First-person narrator

In a perfect world, all of Gabrielle Olexa’s neighbors would own cats and drive whisper-quiet electric cars. And, for good measure, every jet, fire truck and motorcycle in Charlotte, N.C., would give her home a wide berth.

None of those things happens, of course, which is why Olexa’s budding career as an audio book narrator hits the pause button whenever the noise level spikes outside her home recording studio.

 “Sometimes I have to go out and yell at the neighbors’ dogs and tell them to be quiet,” says Olexa, who earned a bachelor’s in English/secondary education from the University of South Carolina in 2004. “And don’t get me started on leaf blowers.”

Olexa credits an English course with planting the first seed of inspiration for becoming a book narrator. She was asked to read aloud a book passage in class one day and heard someone say that they could listen all day to her mellifluous voice. Fast forward several years and several thousand miles to when Olexa was teaching English in China.

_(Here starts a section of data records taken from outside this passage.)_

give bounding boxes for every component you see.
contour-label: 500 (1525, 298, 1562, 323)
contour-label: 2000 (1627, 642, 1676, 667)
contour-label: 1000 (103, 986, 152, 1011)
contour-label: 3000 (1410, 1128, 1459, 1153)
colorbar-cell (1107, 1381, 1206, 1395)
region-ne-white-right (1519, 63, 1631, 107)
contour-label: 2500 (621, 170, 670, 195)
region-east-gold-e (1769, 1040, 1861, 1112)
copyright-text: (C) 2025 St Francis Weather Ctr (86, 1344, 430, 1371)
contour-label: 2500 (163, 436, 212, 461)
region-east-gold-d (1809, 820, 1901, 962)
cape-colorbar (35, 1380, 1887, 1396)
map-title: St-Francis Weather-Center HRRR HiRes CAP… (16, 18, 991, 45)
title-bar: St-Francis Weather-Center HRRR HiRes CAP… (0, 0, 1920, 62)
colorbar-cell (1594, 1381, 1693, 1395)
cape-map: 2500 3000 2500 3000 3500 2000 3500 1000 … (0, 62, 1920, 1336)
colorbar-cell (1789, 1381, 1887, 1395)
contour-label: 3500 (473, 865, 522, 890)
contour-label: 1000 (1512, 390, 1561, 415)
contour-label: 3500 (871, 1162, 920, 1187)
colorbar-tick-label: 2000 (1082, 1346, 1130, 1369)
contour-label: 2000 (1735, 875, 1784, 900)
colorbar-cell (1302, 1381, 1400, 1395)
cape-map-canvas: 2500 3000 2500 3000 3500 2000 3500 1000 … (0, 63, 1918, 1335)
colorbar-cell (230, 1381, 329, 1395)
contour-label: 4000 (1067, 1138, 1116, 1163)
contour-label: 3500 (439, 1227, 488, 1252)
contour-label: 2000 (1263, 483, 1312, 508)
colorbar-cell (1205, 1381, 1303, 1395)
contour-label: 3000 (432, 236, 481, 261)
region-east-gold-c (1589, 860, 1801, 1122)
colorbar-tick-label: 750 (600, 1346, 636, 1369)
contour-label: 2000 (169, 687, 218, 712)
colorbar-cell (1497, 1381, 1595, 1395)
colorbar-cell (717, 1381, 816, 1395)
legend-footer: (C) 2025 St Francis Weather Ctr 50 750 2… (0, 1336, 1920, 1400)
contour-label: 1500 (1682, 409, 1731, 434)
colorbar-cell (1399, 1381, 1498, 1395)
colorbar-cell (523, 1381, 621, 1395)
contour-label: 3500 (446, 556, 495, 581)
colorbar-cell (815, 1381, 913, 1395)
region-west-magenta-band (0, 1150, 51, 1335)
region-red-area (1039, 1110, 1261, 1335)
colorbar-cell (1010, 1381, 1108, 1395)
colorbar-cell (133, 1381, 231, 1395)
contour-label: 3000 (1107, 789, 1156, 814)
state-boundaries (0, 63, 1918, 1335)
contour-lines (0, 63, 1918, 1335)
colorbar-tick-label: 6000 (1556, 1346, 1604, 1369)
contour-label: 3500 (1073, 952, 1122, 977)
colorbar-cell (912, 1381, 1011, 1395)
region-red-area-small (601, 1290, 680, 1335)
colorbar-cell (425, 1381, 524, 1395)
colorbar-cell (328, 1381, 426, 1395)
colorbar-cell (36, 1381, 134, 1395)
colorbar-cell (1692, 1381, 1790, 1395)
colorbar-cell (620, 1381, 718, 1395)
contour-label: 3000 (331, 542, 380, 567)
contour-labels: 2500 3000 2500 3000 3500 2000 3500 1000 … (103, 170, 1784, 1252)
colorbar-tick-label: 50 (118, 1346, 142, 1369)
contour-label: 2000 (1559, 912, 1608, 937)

 “In Shanghai, it seemed like every school where I taught was an hour away. I got bored with no one to talk to on the train, so I started listening to audio books,” she said. “One day it hit me that I could do that — narrate books.”

Her husband, Phil, helped set up a makeshift recording booth in their apartment in China to begin practicing. When they settled in Charlotte, they set up a better recording studio in a spare bedroom.

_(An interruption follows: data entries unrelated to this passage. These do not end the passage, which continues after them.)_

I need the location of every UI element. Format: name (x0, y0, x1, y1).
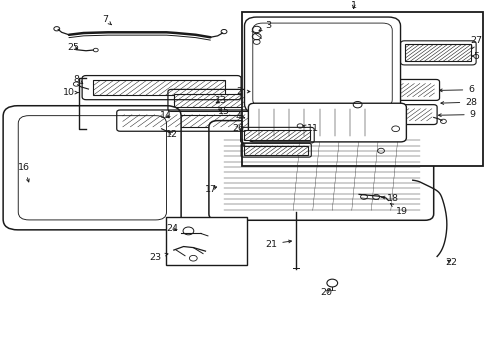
Bar (244, 130, 310, 140)
FancyBboxPatch shape (208, 121, 433, 220)
Text: 4: 4 (235, 112, 244, 121)
FancyBboxPatch shape (244, 17, 400, 113)
Text: 3: 3 (259, 21, 270, 31)
Bar (122, 114, 288, 127)
Text: 24: 24 (166, 224, 178, 233)
Text: 10: 10 (63, 88, 78, 97)
Bar (166, 217, 246, 265)
Text: 28: 28 (440, 98, 476, 107)
Text: 12: 12 (166, 130, 178, 139)
Text: 6: 6 (439, 85, 473, 94)
Text: 2: 2 (236, 87, 249, 96)
Text: 26: 26 (232, 124, 244, 147)
Text: 23: 23 (149, 253, 167, 262)
Text: 14: 14 (159, 111, 171, 120)
Text: 9: 9 (438, 110, 475, 119)
Bar (244, 146, 307, 155)
Bar (173, 94, 273, 108)
Text: 27: 27 (469, 36, 481, 49)
Text: 22: 22 (445, 258, 457, 267)
Bar (351, 84, 434, 97)
Text: 15: 15 (218, 107, 229, 116)
Bar (405, 44, 470, 62)
FancyBboxPatch shape (3, 106, 181, 230)
Text: 5: 5 (471, 51, 478, 60)
Text: 16: 16 (18, 163, 30, 182)
Text: 25: 25 (67, 43, 79, 52)
Text: 19: 19 (389, 204, 407, 216)
FancyBboxPatch shape (248, 103, 406, 142)
Text: 1: 1 (350, 1, 356, 10)
Text: 7: 7 (102, 15, 111, 25)
Text: 18: 18 (381, 194, 398, 203)
Text: 20: 20 (320, 288, 332, 297)
Text: 13: 13 (215, 96, 227, 105)
Text: 11: 11 (303, 124, 318, 133)
Text: 21: 21 (265, 239, 291, 248)
Text: 8: 8 (73, 75, 82, 84)
Bar (93, 80, 224, 95)
Bar (351, 109, 431, 121)
Text: 17: 17 (205, 185, 217, 194)
Bar (242, 12, 483, 166)
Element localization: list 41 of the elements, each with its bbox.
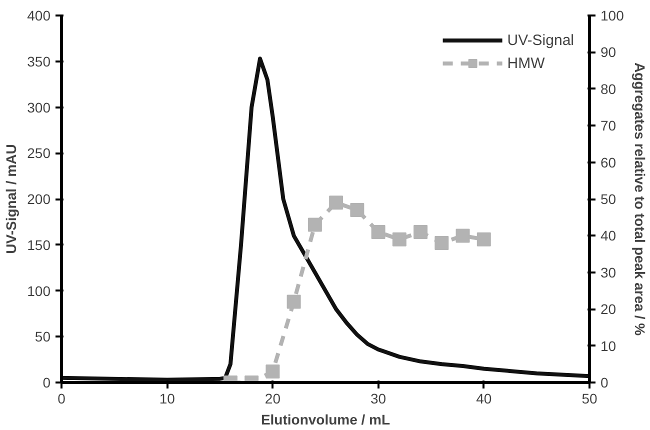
y-tick-label: 300 <box>27 99 51 116</box>
point <box>476 232 491 246</box>
x-tick-label: 30 <box>370 390 386 406</box>
y2-tick-label: 0 <box>600 374 608 390</box>
y-tick-label: 0 <box>42 374 51 390</box>
point <box>392 232 406 246</box>
point <box>308 218 322 232</box>
y-axis-title: UV-Signal / mAU <box>3 144 20 254</box>
point <box>434 236 449 250</box>
y2-tick-label: 80 <box>600 80 616 97</box>
y2-tick-label: 50 <box>600 191 616 207</box>
point <box>456 228 470 243</box>
y2-tick-label: 90 <box>600 44 616 60</box>
legend-label: UV-Signal <box>507 32 574 48</box>
x-tick-label: 10 <box>159 390 176 406</box>
point <box>286 294 301 309</box>
y-tick-label: 200 <box>27 191 51 207</box>
y2-tick-label: 60 <box>600 154 616 170</box>
y2-tick-label: 70 <box>600 118 616 134</box>
x-tick-label: 40 <box>476 390 492 406</box>
y-tick-label: 100 <box>27 282 51 299</box>
y2-tick-label: 20 <box>600 301 616 318</box>
point <box>371 225 386 240</box>
point <box>329 196 344 210</box>
y-tick-label: 250 <box>27 145 51 162</box>
y-tick-label: 400 <box>27 8 51 24</box>
y-tick-label: 50 <box>34 328 51 345</box>
y2-axis-title: Aggregates relative to total peak area / % <box>632 62 648 336</box>
y-tick-label: 150 <box>27 236 51 253</box>
x-tick-label: 0 <box>58 390 66 406</box>
point <box>414 225 428 240</box>
x-tick-label: 20 <box>264 390 281 406</box>
x-axis-title: Elutionvolume / mL <box>260 412 391 428</box>
y2-tick-label: 40 <box>600 228 616 244</box>
y2-tick-label: 30 <box>600 264 616 280</box>
x-tick-label: 50 <box>582 390 598 406</box>
y2-tick-label: 10 <box>600 338 616 354</box>
y2-tick-label: 100 <box>600 8 624 24</box>
y-tick-label: 350 <box>27 53 51 70</box>
point <box>350 203 364 218</box>
legend-label: HMW <box>507 54 545 72</box>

“There’s a website that brings authors and readers together, and I found a woman who was a lot like me. She was a new author, not famous. I needed that to get my feet wet in book narration,” Olexa said.

After the first book, “The Enemy in the Mirror,” by Sandra Miller, she recorded “The Crystal Cavern” for the same author, then connected with Shaun McCoy, a fellow Carolina graduate who had published the short novel “Electric Blues” and was looking for a narrator.

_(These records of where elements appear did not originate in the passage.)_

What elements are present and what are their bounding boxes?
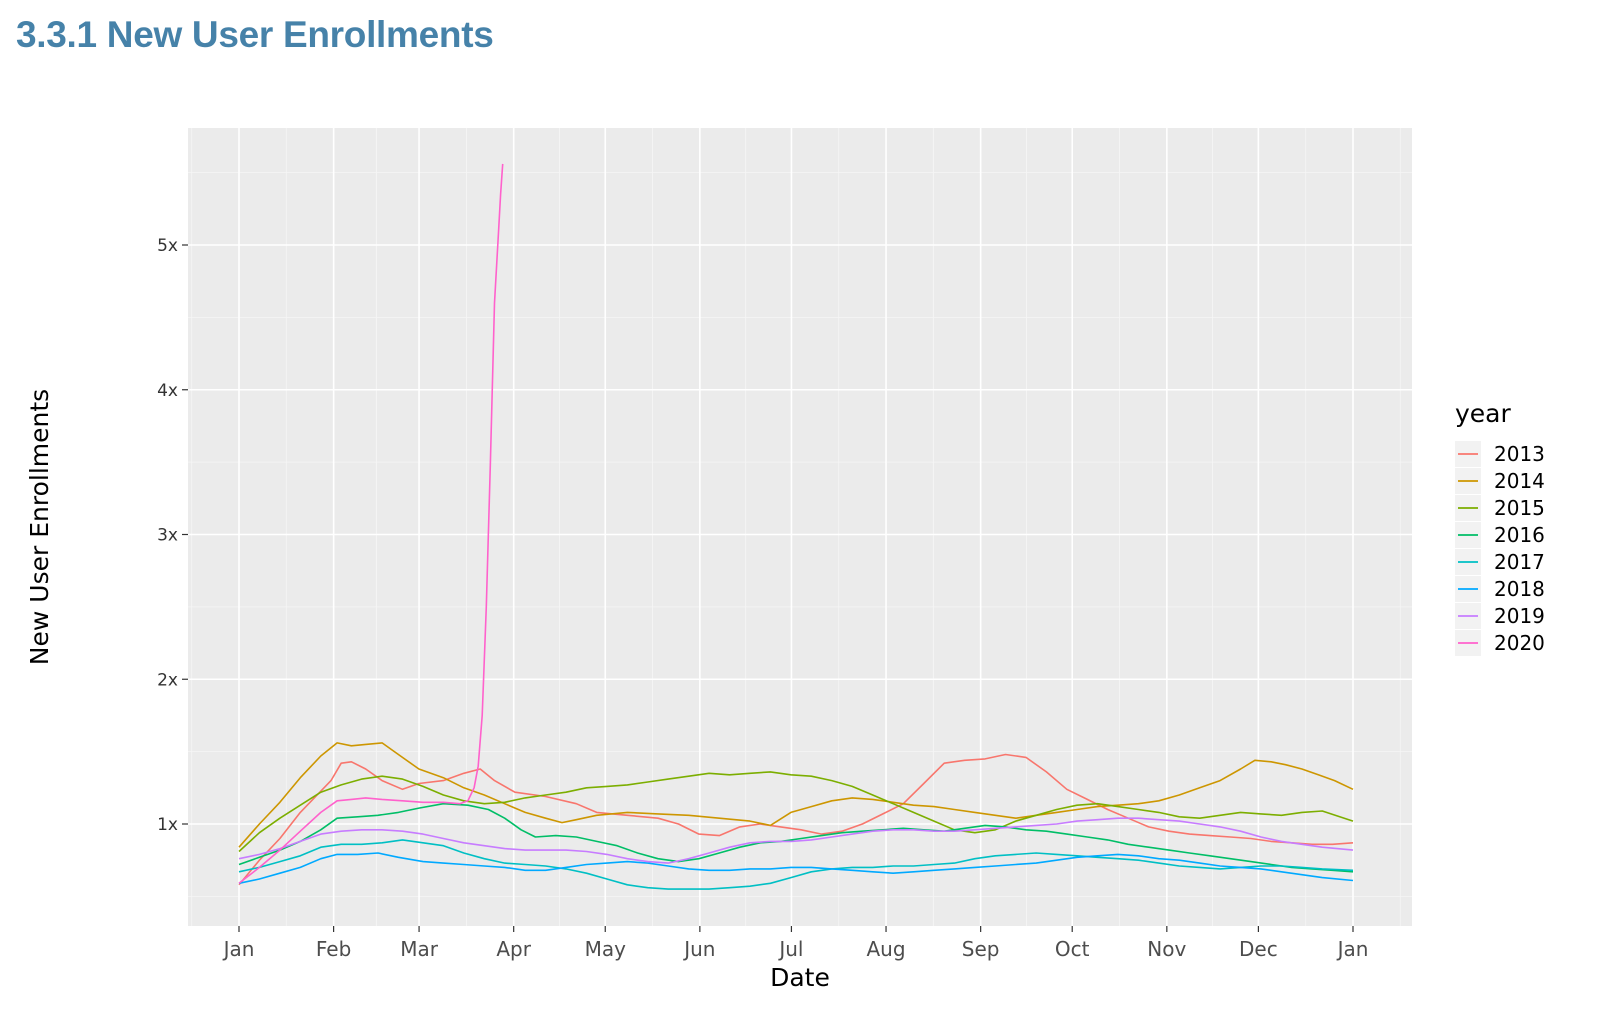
legend-label: 2019 bbox=[1494, 604, 1545, 628]
legend-item-2016: 2016 bbox=[1455, 522, 1545, 548]
legend: year 2013 2014 2015 2016 2017 2018 2019 2020 bbox=[1455, 399, 1545, 656]
major-gridlines bbox=[188, 128, 1412, 926]
y-tick-labels: 1x 2x 3x 4x 5x bbox=[157, 236, 178, 835]
legend-item-2013: 2013 bbox=[1455, 441, 1545, 467]
series-line-2017 bbox=[238, 839, 1354, 890]
legend-item-2017: 2017 bbox=[1455, 549, 1545, 575]
series-lines bbox=[238, 163, 1354, 890]
x-tick-label: May bbox=[585, 937, 627, 961]
legend-title: year bbox=[1455, 399, 1511, 428]
legend-item-2015: 2015 bbox=[1455, 495, 1545, 521]
legend-label: 2020 bbox=[1494, 631, 1545, 655]
x-tick-label: Nov bbox=[1147, 937, 1186, 961]
legend-label: 2016 bbox=[1494, 523, 1545, 547]
y-tick-label: 3x bbox=[157, 526, 178, 546]
series-line-2014 bbox=[238, 742, 1354, 848]
x-tick-label: Dec bbox=[1239, 937, 1278, 961]
plot-panel bbox=[188, 128, 1412, 926]
series-line-2020 bbox=[238, 163, 504, 884]
y-tick-label: 4x bbox=[157, 381, 178, 401]
x-tick-label: Jan bbox=[1336, 937, 1369, 961]
series-line-2015 bbox=[238, 771, 1354, 853]
x-tick-label: Apr bbox=[496, 937, 531, 961]
series-line-2016 bbox=[238, 802, 1354, 873]
legend-label: 2018 bbox=[1494, 577, 1545, 601]
legend-item-2018: 2018 bbox=[1455, 576, 1545, 602]
x-tick-label: Aug bbox=[867, 937, 906, 961]
legend-label: 2017 bbox=[1494, 550, 1545, 574]
y-tick-label: 1x bbox=[157, 815, 178, 835]
x-axis-title: Date bbox=[770, 963, 830, 992]
x-tick-label: Jun bbox=[682, 937, 715, 961]
legend-label: 2014 bbox=[1494, 469, 1545, 493]
x-tick-label: Mar bbox=[400, 937, 439, 961]
series-line-2018 bbox=[238, 852, 1354, 885]
legend-label: 2013 bbox=[1494, 442, 1545, 466]
legend-item-2014: 2014 bbox=[1455, 468, 1545, 494]
series-line-2019 bbox=[238, 817, 1354, 864]
x-tick-label: Jul bbox=[777, 937, 803, 961]
x-tick-label: Feb bbox=[316, 937, 351, 961]
minor-gridlines bbox=[188, 128, 1412, 926]
y-tick-label: 5x bbox=[157, 236, 178, 256]
legend-label: 2015 bbox=[1494, 496, 1545, 520]
page-title: 3.3.1 New User Enrollments bbox=[16, 14, 494, 55]
x-tick-labels: Jan Feb Mar Apr May Jun Jul Aug Sep Oct Nov Dec Jan bbox=[222, 937, 1369, 961]
legend-item-2019: 2019 bbox=[1455, 603, 1545, 629]
legend-item-2020: 2020 bbox=[1455, 630, 1545, 656]
x-tick-label: Jan bbox=[222, 937, 255, 961]
axis-ticks bbox=[182, 244, 1354, 932]
y-axis-title: New User Enrollments bbox=[25, 389, 54, 665]
x-tick-label: Oct bbox=[1055, 937, 1090, 961]
series-line-2013 bbox=[238, 753, 1354, 886]
x-tick-label: Sep bbox=[962, 937, 1000, 961]
y-tick-label: 2x bbox=[157, 670, 178, 690]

Since then, the birth of a child has temporarily put the brakes on her recording career — “I can’t shut myself in a room for hours at a time right now” — but Olexa has managed to find a few quiet hours to write a few short stories. And she’s started recording the first book of a trilogy McCoy wrote. “Shaun has published a lot of books now. I could probably stay busy for five years just narrating his stuff,” she said.

With a few titles under her belt, Olexa has figured out many of the nuances of book narration such as developing a repertoire of male and female voices, calibrating the right level of emotion and tone and maintaining a consistent voice throughout each project.

“It’s all about acting and pretending to be someone you’re not,” she said. “I’m probably one of the worst perfectionists in the world, so I tend to take too much time trying to make it sound like I think it’s supposed to. I’ll sometimes do dozens of takes trying to hit the right level of anger or sadness.”

All of that attention to detail can only help her with bigger book narration projects in the future. She’s beginning to carve time around her toddler’s nap schedule and sometimes is able to find the sweet spot. The neighborhood dogs aren’t barking, jets aren’t roaring overhead and she hits just the right notes of joy and pathos.